A requirement that a notice of the injunction be posted at the Morice River Bridge was waived on January 4 and three days later, RCMP moved in to break up a blockade at a spot further north on the Morice River Forest Service Road.

"The events on January 7, 2019 were dynamic and did not include various steps or actions related to notice that might have arisen in a different context," Shaw said. "This is simply the nature of what happened that day."

Following on Shaw's statement, CGL lawyer Kerry Kaukinen said the company will not pursue civil contempt proceedings against the 14, noting the standard of proof is the same as in a criminal proceeding.

In accepting the submissions, Church said that all those arrested are now aware of the injunction and should they breach the order in the future, "the position of this court might be quite different."

About 25 people attended the hearing, many wearing T-shirts and hoodies with "Wet'suwet'en Strong," #notrespass" and a picture of a grizzly in native motif, representing one of the houses within the first nation's traditional governance structure, emblazoned on the front.

Celebratory drumming was performed outside the courthouse following the outcome.

Molly Wickham, one of the 14 arrested, called it a victory.

"I felt like there was a little bit of justice today in this whole struggle," said Wickham. "I felt a huge injustice when we were arrested and taken off the territory. I felt that because we were doing the right thing, we were following our own laws, we weren't doing anything that should have resulted in us being arrested."

In a statement, Coastal GasLink President David Pfeiffer said the company remains committed to "respectful and meaningful dialogue, focused on listening to all concerns and resolving issues as best we can in a peaceful and constructive manner."

If built, the 670-kilometre $6.2-billion pipeline would deliver natural gas to the $40-billion LNG Canada project near Kitimat from a station at Groundbirch west of Dawson Creek.

The company has reached a series of benefit agreements with 20 elected bands along the project route including those of the Wet'suwet'en, amounting to hundreds of millions of dollars.

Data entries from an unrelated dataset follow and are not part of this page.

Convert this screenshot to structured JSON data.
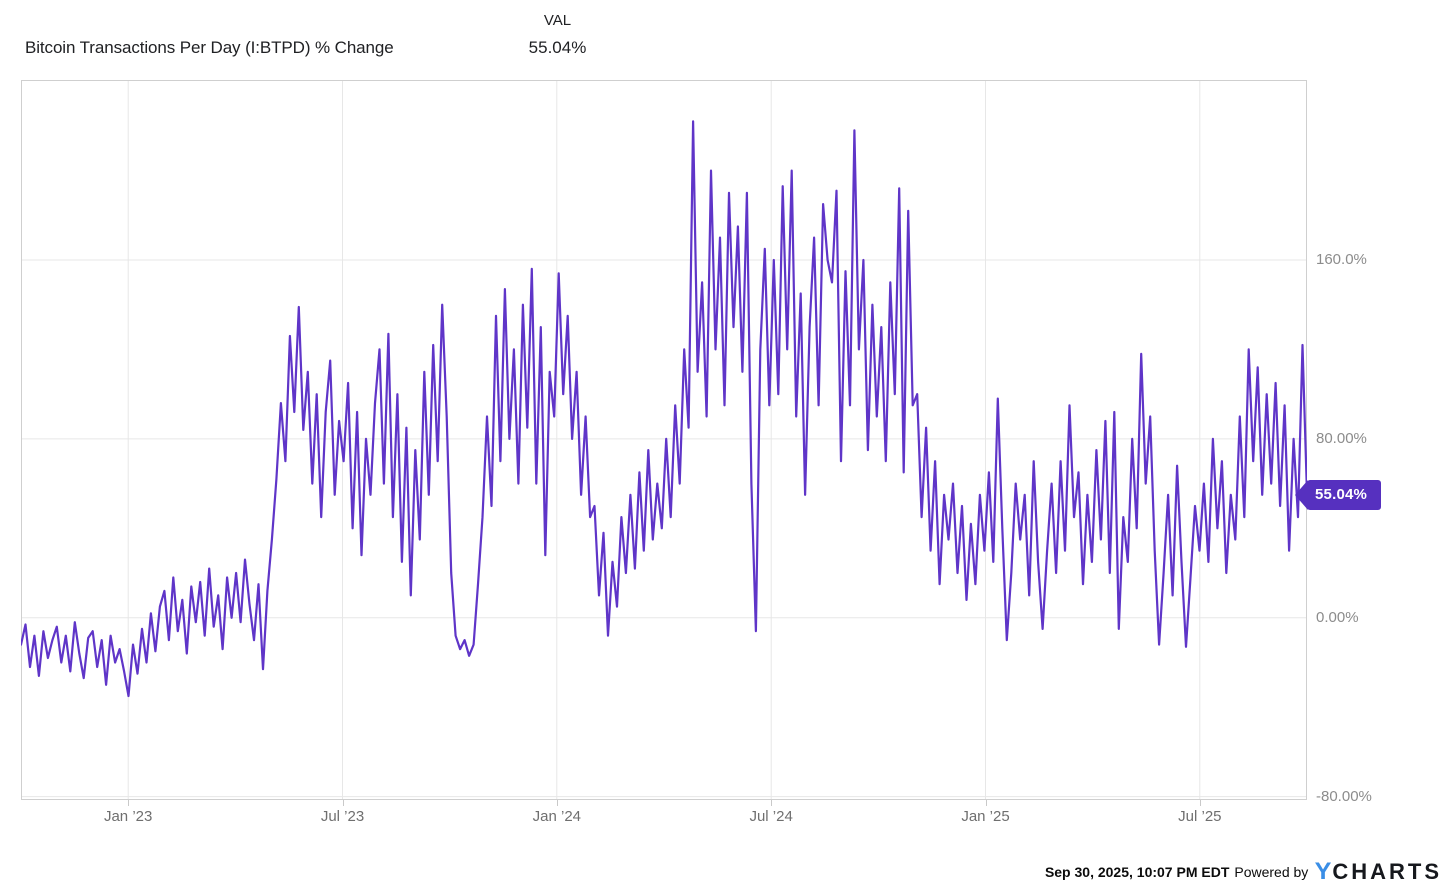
{
  "header": {
    "series_label": "Bitcoin Transactions Per Day (I:BTPD) % Change",
    "val_column_label": "VAL",
    "val_value": "55.04%"
  },
  "footer": {
    "timestamp": "Sep 30, 2025, 10:07 PM EDT",
    "powered_by": "Powered by",
    "logo_y": "Y",
    "logo_charts": "CHARTS"
  },
  "chart_data": {
    "type": "line",
    "title": "Bitcoin Transactions Per Day (I:BTPD) % Change",
    "legend_position": "none",
    "grid": true,
    "line_color": "#5F35C8",
    "badge_color": "#5630BF",
    "last_value": 55.04,
    "last_value_label": "55.04%",
    "y_axis": {
      "range": [
        -81.5,
        240.5
      ],
      "ticks": [
        {
          "value": 160,
          "label": "160.0%"
        },
        {
          "value": 80,
          "label": "80.00%"
        },
        {
          "value": 0,
          "label": "0.00%"
        },
        {
          "value": -80,
          "label": "-80.00%"
        }
      ]
    },
    "x_axis": {
      "total_months": 36,
      "ticks": [
        {
          "pos_months": 3,
          "label": "Jan ’23"
        },
        {
          "pos_months": 9,
          "label": "Jul ’23"
        },
        {
          "pos_months": 15,
          "label": "Jan ’24"
        },
        {
          "pos_months": 21,
          "label": "Jul ’24"
        },
        {
          "pos_months": 27,
          "label": "Jan ’25"
        },
        {
          "pos_months": 33,
          "label": "Jul ’25"
        }
      ]
    },
    "series": [
      {
        "name": "Bitcoin Transactions Per Day (I:BTPD) % Change",
        "unit": "%",
        "values": [
          -12,
          -3,
          -22,
          -8,
          -26,
          -6,
          -18,
          -10,
          -4,
          -20,
          -8,
          -24,
          -2,
          -16,
          -27,
          -9,
          -6,
          -22,
          -10,
          -30,
          -8,
          -20,
          -14,
          -24,
          -35,
          -12,
          -25,
          -5,
          -20,
          2,
          -15,
          5,
          12,
          -10,
          18,
          -6,
          8,
          -16,
          14,
          -2,
          16,
          -8,
          22,
          -4,
          10,
          -14,
          18,
          0,
          20,
          -2,
          26,
          6,
          -10,
          15,
          -23,
          12,
          35,
          62,
          96,
          70,
          126,
          92,
          139,
          84,
          110,
          60,
          100,
          45,
          92,
          115,
          55,
          88,
          70,
          105,
          40,
          92,
          28,
          80,
          55,
          96,
          120,
          60,
          127,
          45,
          100,
          25,
          85,
          10,
          75,
          35,
          110,
          55,
          122,
          70,
          140,
          90,
          20,
          -8,
          -14,
          -10,
          -17,
          -12,
          15,
          45,
          90,
          50,
          135,
          70,
          147,
          80,
          120,
          60,
          140,
          85,
          156,
          60,
          130,
          28,
          110,
          90,
          154,
          100,
          135,
          80,
          110,
          55,
          90,
          45,
          50,
          10,
          38,
          -8,
          25,
          5,
          45,
          20,
          55,
          22,
          65,
          30,
          75,
          35,
          60,
          40,
          80,
          45,
          95,
          60,
          120,
          85,
          222,
          110,
          150,
          90,
          200,
          120,
          170,
          95,
          190,
          130,
          175,
          110,
          190,
          60,
          -6,
          120,
          165,
          95,
          160,
          100,
          193,
          120,
          200,
          90,
          145,
          55,
          130,
          170,
          95,
          185,
          160,
          150,
          191,
          70,
          155,
          95,
          218,
          120,
          160,
          75,
          140,
          90,
          130,
          70,
          150,
          100,
          192,
          65,
          182,
          95,
          100,
          45,
          85,
          30,
          70,
          15,
          55,
          35,
          60,
          20,
          50,
          8,
          42,
          15,
          55,
          30,
          65,
          25,
          98,
          40,
          -10,
          20,
          60,
          35,
          55,
          10,
          70,
          25,
          -5,
          30,
          60,
          20,
          70,
          30,
          95,
          45,
          65,
          15,
          55,
          25,
          75,
          35,
          88,
          20,
          92,
          -5,
          45,
          25,
          80,
          40,
          118,
          60,
          90,
          30,
          -12,
          20,
          55,
          10,
          68,
          25,
          -13,
          18,
          50,
          30,
          60,
          25,
          80,
          40,
          70,
          20,
          55,
          35,
          90,
          45,
          120,
          70,
          112,
          55,
          100,
          60,
          105,
          50,
          95,
          30,
          80,
          45,
          122,
          55.04
        ]
      }
    ]
  }
}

However, the Wet'suwet'en hereditary clan chiefs are stonglky opposed, saying they did not give permission for it to be built. They also say the elected bands' authority ends at the borders of their respective reserves while they have authority over the Wet'suwet'en's entire traditional territory.

Still at issue is whether to make the injunction permanent. As it stands, the injunction is to last until May 31 to give CGL time to complete pre-construction work in the area in dispute.

As well, a challenge is now being heard by the National Energy Board over the jurisdiction of the B.C. provincial regulator of the pipeline.

Smithers resident Mike Sawyer argues that because TransCanada Corp., which owns CGL, will operate the pipeline and the connected Nova Gas Transmission Ltd. system together, they form a single pipeline that crosses the Alberta-B.C. boundary and therefore must be regulated by the federal government.

TransCanada's response is that the purpose of Coastal GasLink is to move natural gas entirely within the province and therefore provincial approvals are appropriate.